Mendengar pertanyaan Luna, mereka malah ikut bingung namun ada yang beda dari Zoya.
“Oh...cuman kebetulan aja pas sampe kita sama-sama dateng jadi masuknya bareng” Jawab Rere.
“Yakin nih enggak ada apa-apanya” Luna tidak percaya, apalagi melihat tatapan Zoya pada Tirta, benar-benar mencurigakan. Tapi untuk sekarang ia tidak ambil pusing, nanti ia tanyakan.
“Sayang, aku kesana bentar” kata Atha menunjuk kearah Daddy Arya dan rekan-rekan bisnisnya. Saat telah mendapatkan anggukan dari istrinya, Atha pergi kesana diikuti oleh Tirta dan Harley.
Sekarang tinggal ketiga sahabat tersebut sambil berbincang-bincang santai.
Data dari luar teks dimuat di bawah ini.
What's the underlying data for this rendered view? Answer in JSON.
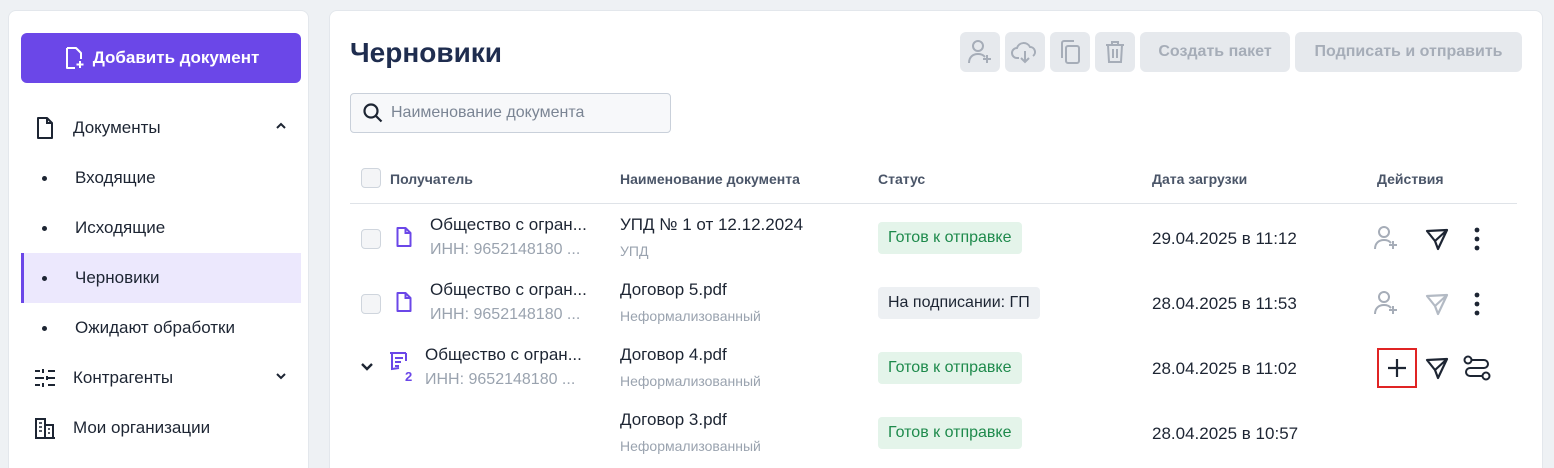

“Gimana, selama ini Lo ada ngidam aneh-aneh nggak” tanya Zoya setelah mengambil sepotong kue.
“Ada juga sih, tapi enggak terlalu sering. Soalnya gue kasihan juga liat laki gue, enggak tega gue” mereka malah ketawa mendengarnya, “terus sama kita Lo enggak kasihan gitu, masak tengah malam datang kerumah kita cuman minta beliin donat!” Sampe sekarang masih terasa kesal nya, kalo tidak ingat sahabat nya ini hamil mungkin sudah ia usir.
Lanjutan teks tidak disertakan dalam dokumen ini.